Se bajó de la camioneta e inclinándose contra el viento ató el otro extremo de la correa al parachoques. La correa tenía, como mucho, treinta metros de longitud. Si no encontraba a nadie, cuando no pudiera seguir avanzando, probaría en otra dirección.
—Sigue luchando —murmuró—. Te siento —era verdad. Otro milagro, sin duda—. Voy a buscarte. No te rindas.
Respiraba. No veía nada, pero respiraba y no estaba solo.
—¿Quién anda ahí? —preguntó con voz pastosa. El dolor de cabeza era espantoso, pero pudo articular las palabras.
—Puede hablar —la voz le sonó un poco histérica a Pedro, pero en su vida se había sentido tan agradecido por estar acompañado—. ¿Había alguien más en el helicóptero con usted?
—No.
La mujer exhaló ruidosamente.
—Eso está muy bien.
—¿Dónde estamos? —seguía articulando con dificultad.
—En una tienda de campaña cerca de donde se estrelló el helicóptero. No sabía si era buena idea moverlo, así que he traído la tienda. Hay una tormenta de arena. Aquí no se está bien, pero fuera se está mucho peor.
—No veo.
—Está oscuro por la arena.
—No, no veo. Silencio.
—¡Diga algo! —dijo Pedro extendiendo la mano hacia la voz y aferrándose a un brazo desnudo, a una piel cálida y viva—. No veo —notó la mano de ella que le agarraba la suya intentando calmarlo.
—Seguro que se ha dado un golpe en la cabeza.
Era evidente, pero no estaba solo y seguía respirando, por lo que debía estar agradecido.
—¿Va a quedarse? —era fundamental que la bonita y asustada voz no desapareciera.
—Sí, ahora no puedo marcharme. Es imposible salir.
—No veo —repitió abrumado.
—Ya lo he oído —se llevó la mano de él a los labios, que le parecieron suaves y cálidos—. Lo he encontrado, pero no puedo ayudarlo.
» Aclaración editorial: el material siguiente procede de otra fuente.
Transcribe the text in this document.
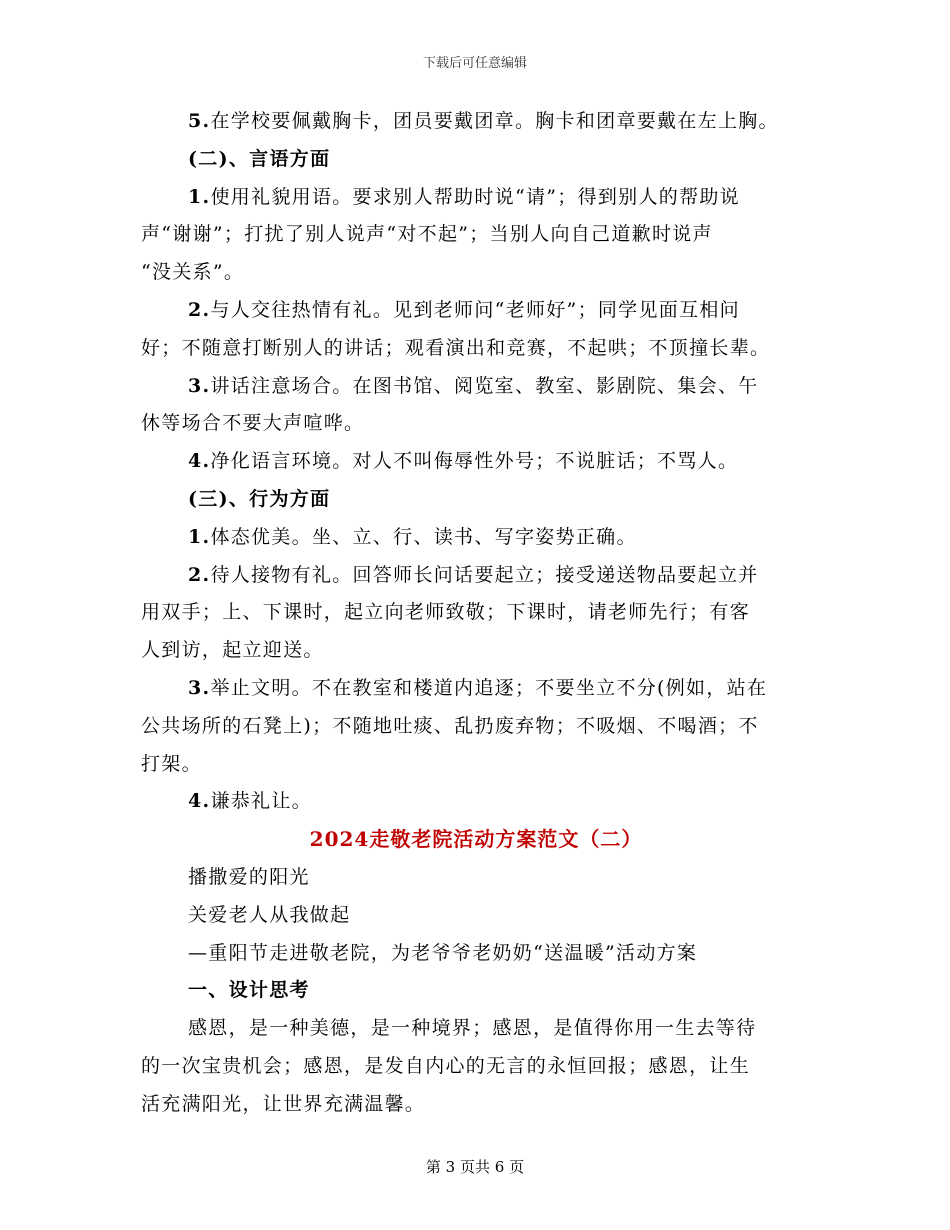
下载后可任意编辑
5.在学校要佩戴胸卡，团员要戴团章。胸卡和团章要戴在左上胸。
(二)、言语方面
1.使用礼貌用语。要求别人帮助时说“请”；得到别人的帮助说
声“谢谢”；打扰了别人说声“对不起”；当别人向自己道歉时说声
“没关系”。
2.与人交往热情有礼。见到老师问“老师好”；同学见面互相问
好；不随意打断别人的讲话；观看演出和竞赛，不起哄；不顶撞长辈。
3.讲话注意场合。在图书馆、阅览室、教室、影剧院、集会、午
休等场合不要大声喧哗。
4.净化语言环境。对人不叫侮辱性外号；不说脏话；不骂人。
(三)、行为方面
1.体态优美。坐、立、行、读书、写字姿势正确。
2.待人接物有礼。回答师长问话要起立；接受递送物品要起立并
用双手；上、下课时，起立向老师致敬；下课时，请老师先行；有客
人到访，起立迎送。
3.举止文明。不在教室和楼道内追逐；不要坐立不分(例如，站在
公共场所的石凳上)；不随地吐痰、乱扔废弃物；不吸烟、不喝酒；不
打架。
4.谦恭礼让。
2024走敬老院活动方案范文（二）
播撒爱的阳光
关爱老人从我做起
—重阳节走进敬老院，为老爷爷老奶奶“送温暖”活动方案
一、设计思考
感恩，是一种美德，是一种境界；感恩，是值得你用一生去等待
的一次宝贵机会；感恩，是发自内心的无言的永恒回报；感恩，让生
活充满阳光，让世界充满温馨。
第 3 页共 6 页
Pedro creyó que iba a volver a desmayarse de dolor.
—«Quédese», rogó mentalmente. «No quiero morir solo».
—No creo que vaya a morirse. Su pulso es fuerte —dijo ella con voz ronca, a causa del polvo, pero hermosa.
¿Cómo le había adivinado el pensamiento?
—Está hablando en voz alta.
Él rió, pero se dió cuenta de que reírse o moverse no era buena idea.
—No… No puedo…
—Está hablando y está vivo. Es una buena señal.
Pedro le estrechó la mano y ella lo imitó, antes de que la oscuridad volviera a apoderarse de él.